In vielen Gemeinden Deutschlands dürfte es ähnlich sein. Wie viele Turmuhren es aber bundesweit gibt und wie viele davon noch per Hand umgestellt werden müssen – dazu gibt es keine genauen Zahlen. Auch in Niedersachsen kann man nur schätzen: Mehr als 1000 Städte und Dörfer gibt es nach Angaben des statistischen Landesamtes. Die Zahl der Turmuhren dürfte höher ausfallen – geht man davon aus, dass jede Gemeinde mindestens eine Kirchuhr hat. Rund zwei Drittel von ihnen müssen noch per Hand umgestellt werden, schätzt der Leiter des Turmuhrenmuseums Bockenem, Jörg-Dieter Besch.

Für die St.-Jacobi-Kirche in Hannover macht das Uhrmachermeister Zurmöhle. Seit 30 Jahren kümmert er sich um die Uhr, schon sein Vater war Uhrmacher. Der kleine 65-Jährige mit der runden Brille und den grauen Haaren hört es auch, wenn die Turmuhr zehn Sekunden zu früh schlägt – in seinem Juweliergeschäft um die Ecke der Kirche ist er von Funkuhren umgeben.

Schlägt die Kirchuhr, checkt er automatisch die Zeit. „Wenn sie zu früh schlägt, geh ich rüber und halte das Pendel für zehn Sekunden an“, erzählt er. Gerade im Winter passiert das ab und an: Weil es kälter ist, zieht sich das Pendel zusammen, wird kürzer und schlägt dadurch schneller – also geht die Zeit manchmal vor.

Mindestens einmal pro Woche ist Zurmöhle in der Kirche und kümmert sich um die Uhr, die sich von der Glocke über die Mechanik bis zu den vier Riesenzifferblättern über drei Stockwerke in dem 17 Meter hohen Kirchturm erstreckt. Zurmöhle muss im Blick haben, dass die Uhr richtig läuft und sie außerdem ab und an ölen. Früher musste er noch die Gewichte, die die Uhr antreiben, selbst hochziehen. Heute machen das Elektromotoren.

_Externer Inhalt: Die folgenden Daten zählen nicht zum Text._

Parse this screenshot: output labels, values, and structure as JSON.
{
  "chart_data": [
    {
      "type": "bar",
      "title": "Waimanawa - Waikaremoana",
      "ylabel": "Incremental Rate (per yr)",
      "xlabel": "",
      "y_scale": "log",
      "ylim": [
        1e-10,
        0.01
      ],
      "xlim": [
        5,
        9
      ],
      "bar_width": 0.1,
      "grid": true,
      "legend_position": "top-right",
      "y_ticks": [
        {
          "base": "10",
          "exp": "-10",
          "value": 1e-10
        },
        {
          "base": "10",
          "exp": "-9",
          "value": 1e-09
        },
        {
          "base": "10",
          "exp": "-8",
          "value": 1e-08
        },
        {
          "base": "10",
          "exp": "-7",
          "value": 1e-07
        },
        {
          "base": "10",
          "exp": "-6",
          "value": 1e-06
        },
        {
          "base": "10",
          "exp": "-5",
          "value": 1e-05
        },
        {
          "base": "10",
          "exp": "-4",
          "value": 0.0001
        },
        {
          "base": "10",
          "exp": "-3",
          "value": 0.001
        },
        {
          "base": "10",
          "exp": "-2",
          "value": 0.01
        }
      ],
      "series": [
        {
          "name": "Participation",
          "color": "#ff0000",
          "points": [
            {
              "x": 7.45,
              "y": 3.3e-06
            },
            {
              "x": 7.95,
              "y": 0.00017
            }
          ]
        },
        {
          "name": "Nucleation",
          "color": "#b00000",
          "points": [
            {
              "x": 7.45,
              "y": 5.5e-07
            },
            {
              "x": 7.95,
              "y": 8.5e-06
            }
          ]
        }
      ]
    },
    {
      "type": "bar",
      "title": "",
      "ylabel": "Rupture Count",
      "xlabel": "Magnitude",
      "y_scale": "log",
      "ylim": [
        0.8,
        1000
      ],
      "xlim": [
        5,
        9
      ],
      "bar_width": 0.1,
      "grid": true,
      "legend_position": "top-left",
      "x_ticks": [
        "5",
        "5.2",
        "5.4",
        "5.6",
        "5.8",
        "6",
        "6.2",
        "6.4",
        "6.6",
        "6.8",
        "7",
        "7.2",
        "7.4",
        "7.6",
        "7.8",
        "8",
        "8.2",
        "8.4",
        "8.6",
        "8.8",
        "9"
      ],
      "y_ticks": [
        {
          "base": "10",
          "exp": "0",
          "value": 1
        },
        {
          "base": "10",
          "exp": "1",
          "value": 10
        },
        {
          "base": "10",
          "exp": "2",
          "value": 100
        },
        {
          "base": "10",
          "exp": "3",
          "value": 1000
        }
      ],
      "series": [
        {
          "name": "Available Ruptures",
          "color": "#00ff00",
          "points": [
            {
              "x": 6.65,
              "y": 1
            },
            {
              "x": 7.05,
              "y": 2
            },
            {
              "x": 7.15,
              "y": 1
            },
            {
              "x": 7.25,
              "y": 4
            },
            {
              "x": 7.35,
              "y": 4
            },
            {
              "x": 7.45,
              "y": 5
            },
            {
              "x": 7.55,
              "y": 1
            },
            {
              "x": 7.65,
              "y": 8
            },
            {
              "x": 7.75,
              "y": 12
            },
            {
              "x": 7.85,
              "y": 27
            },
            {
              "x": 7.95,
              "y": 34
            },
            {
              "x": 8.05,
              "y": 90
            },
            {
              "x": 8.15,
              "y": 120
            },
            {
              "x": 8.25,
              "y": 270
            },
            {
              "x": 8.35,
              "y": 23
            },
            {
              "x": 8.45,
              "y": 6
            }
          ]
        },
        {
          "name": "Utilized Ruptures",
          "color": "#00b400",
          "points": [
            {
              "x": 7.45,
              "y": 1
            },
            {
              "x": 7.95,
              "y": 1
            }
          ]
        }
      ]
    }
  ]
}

Ob er die Kirchenuhr lieber zur Sommer- oder Winterzeit umstellt, kann der Uhrmachermeister nicht sagen. „Das ist egal, das macht man.“ Zur Winterzeit hält er das Pendel für eine Stunde an, zur Sommerzeit stellt er das Gehwerk der Uhr um eine Stunde vor. Glaubt man Museumsleiter Besch, dann dürften künftig immer weniger Menschen diese Arbeit machen.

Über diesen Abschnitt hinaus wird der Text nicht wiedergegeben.